にきびは早めのお手入れが肝心。ニキビ痕のないツルスベお肌を目指そう

にきびの進行段階

にきびには、いくつかの段階を経て悪化していきます。にきびをニキビ痕にすることなく、綺麗に治すためには、できるだけ早い段階でケアすることが大切です。
ここで、にきびの発生と悪化の経緯をたどってみましょう。

まず、にきびは毛穴が詰まることによって発生します。
多くの場合、毛穴が詰まる原因は、皮脂の過剰分泌です。皮脂は毛穴から体外に分泌されるので、出口である毛穴を通り抜けられないほどの皮脂が分泌されると、詰まりやすくなってしまうのです。
その皮脂が、本来なら排出されるべき角質と混ざり合うと、角栓になります。この角栓によって毛穴が詰まってしまうと、皮脂の出口がなくなって、皮膚の下で皮脂がどんどん溜まってしまいます。この状態を、医学用語では「面ぽう」と呼びます。
やがて、皮膚の下の皮脂が、面ぽうからひょっこりと顔を出します。この白くなっている盛り上がりが、にきびの初期段階です。一般的には、白にきびと呼ばれます。
この段階では、まだ毛穴が覆われており、炎症も起こしていないので、軽く触れる程度なら痛むことはありません。

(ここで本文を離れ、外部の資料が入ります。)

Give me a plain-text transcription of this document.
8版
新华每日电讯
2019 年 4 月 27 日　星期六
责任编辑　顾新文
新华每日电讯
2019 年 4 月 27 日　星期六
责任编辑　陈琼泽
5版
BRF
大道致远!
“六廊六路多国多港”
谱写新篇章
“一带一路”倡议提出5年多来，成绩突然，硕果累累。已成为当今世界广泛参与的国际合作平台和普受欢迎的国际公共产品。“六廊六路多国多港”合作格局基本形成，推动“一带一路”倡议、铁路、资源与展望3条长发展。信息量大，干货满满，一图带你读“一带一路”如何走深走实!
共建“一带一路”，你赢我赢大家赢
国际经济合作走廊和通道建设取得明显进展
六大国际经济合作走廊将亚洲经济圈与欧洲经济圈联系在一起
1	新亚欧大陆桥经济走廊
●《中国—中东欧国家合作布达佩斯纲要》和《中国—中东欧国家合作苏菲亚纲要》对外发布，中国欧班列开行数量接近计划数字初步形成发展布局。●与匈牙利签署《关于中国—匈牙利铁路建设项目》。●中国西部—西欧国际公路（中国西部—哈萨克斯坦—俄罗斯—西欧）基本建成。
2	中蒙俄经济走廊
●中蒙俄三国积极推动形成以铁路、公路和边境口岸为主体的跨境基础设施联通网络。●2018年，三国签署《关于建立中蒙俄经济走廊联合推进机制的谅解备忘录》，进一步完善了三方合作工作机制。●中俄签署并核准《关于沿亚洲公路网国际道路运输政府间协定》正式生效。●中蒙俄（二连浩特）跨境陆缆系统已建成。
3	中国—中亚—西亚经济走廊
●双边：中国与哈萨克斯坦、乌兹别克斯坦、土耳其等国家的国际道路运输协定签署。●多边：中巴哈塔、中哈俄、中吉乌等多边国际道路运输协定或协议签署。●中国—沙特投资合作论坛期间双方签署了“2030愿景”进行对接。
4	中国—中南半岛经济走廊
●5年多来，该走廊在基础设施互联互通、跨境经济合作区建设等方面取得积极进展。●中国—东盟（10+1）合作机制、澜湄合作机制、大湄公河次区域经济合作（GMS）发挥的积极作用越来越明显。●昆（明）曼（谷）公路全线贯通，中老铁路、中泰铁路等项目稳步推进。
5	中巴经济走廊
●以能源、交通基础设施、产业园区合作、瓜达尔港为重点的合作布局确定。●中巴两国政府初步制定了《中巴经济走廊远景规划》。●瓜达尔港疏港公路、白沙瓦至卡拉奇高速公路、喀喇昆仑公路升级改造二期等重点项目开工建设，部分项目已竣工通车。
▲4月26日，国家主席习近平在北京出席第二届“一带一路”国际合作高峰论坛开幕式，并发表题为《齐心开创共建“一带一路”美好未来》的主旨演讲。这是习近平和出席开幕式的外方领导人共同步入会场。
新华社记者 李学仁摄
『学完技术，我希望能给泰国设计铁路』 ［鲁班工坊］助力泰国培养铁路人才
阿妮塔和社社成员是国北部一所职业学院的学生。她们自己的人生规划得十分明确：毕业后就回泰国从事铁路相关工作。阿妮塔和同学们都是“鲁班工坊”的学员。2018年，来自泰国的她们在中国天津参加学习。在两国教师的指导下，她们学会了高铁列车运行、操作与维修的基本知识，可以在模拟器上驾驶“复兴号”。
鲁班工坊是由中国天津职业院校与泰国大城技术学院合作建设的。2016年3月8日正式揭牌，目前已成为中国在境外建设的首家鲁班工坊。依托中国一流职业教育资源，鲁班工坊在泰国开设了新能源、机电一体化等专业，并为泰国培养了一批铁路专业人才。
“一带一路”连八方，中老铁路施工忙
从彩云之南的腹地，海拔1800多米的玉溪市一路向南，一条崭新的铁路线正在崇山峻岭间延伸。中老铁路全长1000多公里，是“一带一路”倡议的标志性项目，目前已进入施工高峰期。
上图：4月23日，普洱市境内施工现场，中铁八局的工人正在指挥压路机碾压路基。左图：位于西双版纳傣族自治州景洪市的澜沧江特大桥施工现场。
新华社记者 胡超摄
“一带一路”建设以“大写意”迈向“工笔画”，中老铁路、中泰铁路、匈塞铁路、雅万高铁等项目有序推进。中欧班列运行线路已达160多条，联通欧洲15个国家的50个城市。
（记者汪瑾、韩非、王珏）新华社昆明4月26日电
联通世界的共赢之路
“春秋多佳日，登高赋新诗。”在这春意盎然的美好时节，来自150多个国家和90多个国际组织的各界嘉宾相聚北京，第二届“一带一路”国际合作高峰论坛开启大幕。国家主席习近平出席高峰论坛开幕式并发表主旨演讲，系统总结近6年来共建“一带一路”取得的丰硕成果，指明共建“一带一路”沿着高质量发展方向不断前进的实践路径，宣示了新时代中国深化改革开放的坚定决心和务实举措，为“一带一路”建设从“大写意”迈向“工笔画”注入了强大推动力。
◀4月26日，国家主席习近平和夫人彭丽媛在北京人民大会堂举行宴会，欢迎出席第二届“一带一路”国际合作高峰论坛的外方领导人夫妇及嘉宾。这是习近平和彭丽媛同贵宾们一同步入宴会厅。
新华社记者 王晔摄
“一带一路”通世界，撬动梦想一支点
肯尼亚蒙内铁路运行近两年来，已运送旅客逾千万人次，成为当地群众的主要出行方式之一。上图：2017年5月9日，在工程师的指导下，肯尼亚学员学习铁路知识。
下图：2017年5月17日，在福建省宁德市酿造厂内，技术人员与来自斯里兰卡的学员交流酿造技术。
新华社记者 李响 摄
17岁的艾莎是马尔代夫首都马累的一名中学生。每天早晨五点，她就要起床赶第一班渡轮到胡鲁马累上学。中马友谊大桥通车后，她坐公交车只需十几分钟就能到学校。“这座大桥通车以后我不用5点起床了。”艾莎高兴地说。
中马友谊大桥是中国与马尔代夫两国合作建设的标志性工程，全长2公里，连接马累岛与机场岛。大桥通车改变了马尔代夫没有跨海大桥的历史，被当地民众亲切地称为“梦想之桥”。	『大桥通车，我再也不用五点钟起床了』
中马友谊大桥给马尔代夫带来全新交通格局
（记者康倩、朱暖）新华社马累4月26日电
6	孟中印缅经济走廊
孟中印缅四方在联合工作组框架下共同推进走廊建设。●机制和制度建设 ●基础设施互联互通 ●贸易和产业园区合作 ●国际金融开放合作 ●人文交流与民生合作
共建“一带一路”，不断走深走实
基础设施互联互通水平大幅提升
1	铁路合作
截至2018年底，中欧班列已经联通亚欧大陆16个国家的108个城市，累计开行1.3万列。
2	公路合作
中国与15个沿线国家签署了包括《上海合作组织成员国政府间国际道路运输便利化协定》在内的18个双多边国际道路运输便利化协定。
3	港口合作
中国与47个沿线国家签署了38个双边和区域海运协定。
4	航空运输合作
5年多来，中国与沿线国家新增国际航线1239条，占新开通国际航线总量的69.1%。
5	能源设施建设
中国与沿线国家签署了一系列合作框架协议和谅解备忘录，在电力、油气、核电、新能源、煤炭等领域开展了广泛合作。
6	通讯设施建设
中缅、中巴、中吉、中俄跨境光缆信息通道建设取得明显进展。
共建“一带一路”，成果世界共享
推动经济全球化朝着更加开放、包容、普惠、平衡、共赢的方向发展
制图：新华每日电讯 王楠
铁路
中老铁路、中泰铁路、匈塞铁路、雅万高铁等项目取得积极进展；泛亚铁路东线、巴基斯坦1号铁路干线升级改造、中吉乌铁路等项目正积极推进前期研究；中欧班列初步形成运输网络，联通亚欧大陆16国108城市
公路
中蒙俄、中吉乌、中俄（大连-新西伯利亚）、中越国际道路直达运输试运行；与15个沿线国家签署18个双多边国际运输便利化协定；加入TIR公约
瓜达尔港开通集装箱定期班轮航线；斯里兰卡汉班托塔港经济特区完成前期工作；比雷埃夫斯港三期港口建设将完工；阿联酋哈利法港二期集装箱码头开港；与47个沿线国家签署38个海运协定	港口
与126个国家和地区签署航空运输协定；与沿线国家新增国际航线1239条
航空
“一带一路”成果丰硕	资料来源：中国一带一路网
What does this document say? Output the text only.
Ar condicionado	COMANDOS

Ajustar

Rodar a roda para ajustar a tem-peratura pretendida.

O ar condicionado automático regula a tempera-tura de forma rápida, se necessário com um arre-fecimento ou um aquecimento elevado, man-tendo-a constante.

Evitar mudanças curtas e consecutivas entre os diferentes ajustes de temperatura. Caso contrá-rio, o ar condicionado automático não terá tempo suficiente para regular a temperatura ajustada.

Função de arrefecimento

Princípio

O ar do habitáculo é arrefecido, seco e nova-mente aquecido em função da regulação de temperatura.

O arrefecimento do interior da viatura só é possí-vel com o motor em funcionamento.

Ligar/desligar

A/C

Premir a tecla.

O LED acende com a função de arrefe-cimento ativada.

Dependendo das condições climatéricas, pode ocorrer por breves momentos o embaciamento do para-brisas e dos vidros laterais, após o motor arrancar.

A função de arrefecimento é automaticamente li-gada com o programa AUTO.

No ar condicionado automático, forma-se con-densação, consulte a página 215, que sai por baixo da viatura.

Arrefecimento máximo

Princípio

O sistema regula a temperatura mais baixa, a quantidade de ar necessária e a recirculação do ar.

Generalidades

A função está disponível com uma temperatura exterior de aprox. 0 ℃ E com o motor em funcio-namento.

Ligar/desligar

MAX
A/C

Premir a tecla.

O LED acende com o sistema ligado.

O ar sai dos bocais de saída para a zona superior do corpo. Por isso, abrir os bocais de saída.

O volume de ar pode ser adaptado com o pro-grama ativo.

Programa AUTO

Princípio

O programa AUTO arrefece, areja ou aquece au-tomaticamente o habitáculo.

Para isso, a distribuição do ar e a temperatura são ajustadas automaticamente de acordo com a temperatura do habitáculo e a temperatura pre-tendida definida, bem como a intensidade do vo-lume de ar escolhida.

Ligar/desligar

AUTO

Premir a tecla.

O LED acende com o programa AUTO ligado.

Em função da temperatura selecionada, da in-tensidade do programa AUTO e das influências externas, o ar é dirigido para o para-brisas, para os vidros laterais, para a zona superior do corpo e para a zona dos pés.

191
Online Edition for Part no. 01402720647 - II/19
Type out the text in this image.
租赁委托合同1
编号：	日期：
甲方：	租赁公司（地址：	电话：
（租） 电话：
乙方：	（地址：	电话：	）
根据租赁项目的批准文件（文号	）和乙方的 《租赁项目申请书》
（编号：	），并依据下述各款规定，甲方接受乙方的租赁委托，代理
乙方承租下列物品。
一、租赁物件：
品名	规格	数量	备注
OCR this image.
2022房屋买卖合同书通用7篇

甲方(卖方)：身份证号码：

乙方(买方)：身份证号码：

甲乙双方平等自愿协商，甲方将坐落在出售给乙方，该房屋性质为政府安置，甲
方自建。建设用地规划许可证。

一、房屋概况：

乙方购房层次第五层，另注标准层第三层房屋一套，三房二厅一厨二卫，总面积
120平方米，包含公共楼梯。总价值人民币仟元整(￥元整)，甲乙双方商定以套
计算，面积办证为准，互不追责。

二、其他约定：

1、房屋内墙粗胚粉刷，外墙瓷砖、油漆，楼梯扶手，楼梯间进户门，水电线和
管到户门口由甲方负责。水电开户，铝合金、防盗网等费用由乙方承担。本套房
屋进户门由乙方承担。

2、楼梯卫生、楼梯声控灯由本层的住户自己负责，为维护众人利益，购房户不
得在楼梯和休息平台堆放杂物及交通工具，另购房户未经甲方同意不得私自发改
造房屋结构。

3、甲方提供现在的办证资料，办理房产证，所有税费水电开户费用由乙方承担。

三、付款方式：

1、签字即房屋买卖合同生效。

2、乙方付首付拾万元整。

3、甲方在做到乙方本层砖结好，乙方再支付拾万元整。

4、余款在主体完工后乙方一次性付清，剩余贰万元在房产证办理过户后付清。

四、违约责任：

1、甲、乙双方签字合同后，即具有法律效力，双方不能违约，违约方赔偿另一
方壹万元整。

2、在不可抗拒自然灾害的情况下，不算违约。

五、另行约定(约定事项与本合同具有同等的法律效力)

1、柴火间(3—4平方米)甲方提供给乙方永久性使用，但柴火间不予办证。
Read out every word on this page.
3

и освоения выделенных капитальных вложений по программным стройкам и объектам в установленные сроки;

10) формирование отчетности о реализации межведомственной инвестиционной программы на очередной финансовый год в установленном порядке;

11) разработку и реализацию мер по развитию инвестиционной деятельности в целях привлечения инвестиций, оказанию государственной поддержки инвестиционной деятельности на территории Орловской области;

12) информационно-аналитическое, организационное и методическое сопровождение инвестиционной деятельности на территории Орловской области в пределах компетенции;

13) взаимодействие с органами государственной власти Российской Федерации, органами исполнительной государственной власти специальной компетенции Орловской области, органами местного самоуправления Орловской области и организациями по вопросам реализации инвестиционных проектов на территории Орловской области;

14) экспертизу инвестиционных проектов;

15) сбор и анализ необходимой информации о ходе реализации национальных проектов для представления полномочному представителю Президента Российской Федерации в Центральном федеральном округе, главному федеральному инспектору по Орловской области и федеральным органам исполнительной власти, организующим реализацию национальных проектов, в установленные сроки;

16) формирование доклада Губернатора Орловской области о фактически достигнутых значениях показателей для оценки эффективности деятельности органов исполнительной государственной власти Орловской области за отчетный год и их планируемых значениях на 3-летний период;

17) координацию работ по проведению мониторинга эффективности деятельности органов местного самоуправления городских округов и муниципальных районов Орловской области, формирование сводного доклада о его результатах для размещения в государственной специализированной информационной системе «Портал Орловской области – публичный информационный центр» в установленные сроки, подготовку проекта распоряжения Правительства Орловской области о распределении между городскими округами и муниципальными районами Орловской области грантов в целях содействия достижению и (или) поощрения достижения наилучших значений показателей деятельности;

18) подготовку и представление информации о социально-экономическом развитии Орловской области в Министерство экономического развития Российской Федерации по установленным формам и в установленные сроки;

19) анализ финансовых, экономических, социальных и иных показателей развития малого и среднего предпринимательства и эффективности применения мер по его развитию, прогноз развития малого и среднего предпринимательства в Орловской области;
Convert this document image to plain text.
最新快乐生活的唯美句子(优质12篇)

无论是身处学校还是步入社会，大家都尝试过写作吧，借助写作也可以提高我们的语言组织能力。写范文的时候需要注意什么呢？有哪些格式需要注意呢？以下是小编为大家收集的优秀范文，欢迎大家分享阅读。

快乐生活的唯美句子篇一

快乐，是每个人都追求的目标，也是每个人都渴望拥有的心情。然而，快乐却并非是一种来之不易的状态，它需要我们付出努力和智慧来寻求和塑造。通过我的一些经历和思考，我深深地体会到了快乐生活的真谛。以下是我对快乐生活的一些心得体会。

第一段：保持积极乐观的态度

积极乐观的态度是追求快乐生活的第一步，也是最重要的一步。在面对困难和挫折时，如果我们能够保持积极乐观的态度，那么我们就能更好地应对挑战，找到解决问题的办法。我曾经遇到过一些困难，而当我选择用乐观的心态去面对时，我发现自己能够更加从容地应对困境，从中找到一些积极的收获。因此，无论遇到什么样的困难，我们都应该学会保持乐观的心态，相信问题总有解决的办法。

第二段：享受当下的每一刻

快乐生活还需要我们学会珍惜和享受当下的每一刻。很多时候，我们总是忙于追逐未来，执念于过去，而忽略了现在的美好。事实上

ところが、この白にきびを放置していると、悪化して次の段階に突入してしまいます。
白にきびには、外に出きらない皮脂がたくさん溜まっています。その皮脂は、私達の皮膚に存在するアクネ菌という常在菌の大好物なのです。そのため、白にきびを放置していると、アクネ菌がどんどん繁殖してしまいます。
すると、アクネ菌が生み出す代謝物質によって、毛穴の周りの皮膚が炎症を起こします。この、炎症を起こして赤く腫れた状態のにきびは、「赤にきび」と呼ばれます。
赤にきびは、触れると痛かったり、かゆみを感じたりします。

赤にきびがさらに悪化すると、炎症がどんどん進んでいきます。すると、毛穴の中で黄色い膿が溜まってしまいます。この状態は「黄にきび」と呼ばれます。
黄にきびができた毛穴は、皮膚の奥の方にある真皮層まで傷んでいる可能性があります。そのため、肌が本来持っている再生力がダメージを受け、綺麗な肌に戻ることが難しくなります。
その結果、最悪の場合、色素沈着して黒ずんだり、クレーターと呼ばれるデコボコができたりするのです。

にきびは、進行するほどケアが難しくなります。そのため、早めに対策を講じることが大切です。
綺麗に治したいなら、やはりお肌に関するプロの力を借りるのが一番です。皮膚科や美容外科を受診して、にきびの進行段階に合った治療を受けると良いでしょう。
なお、皮膚科や美容外科なら、たとえニキビ痕ができてしまってからでも、レーザー治療などで綺麗に治せる可能性は十分あります。諦めないで、まずは相談に行きましょう。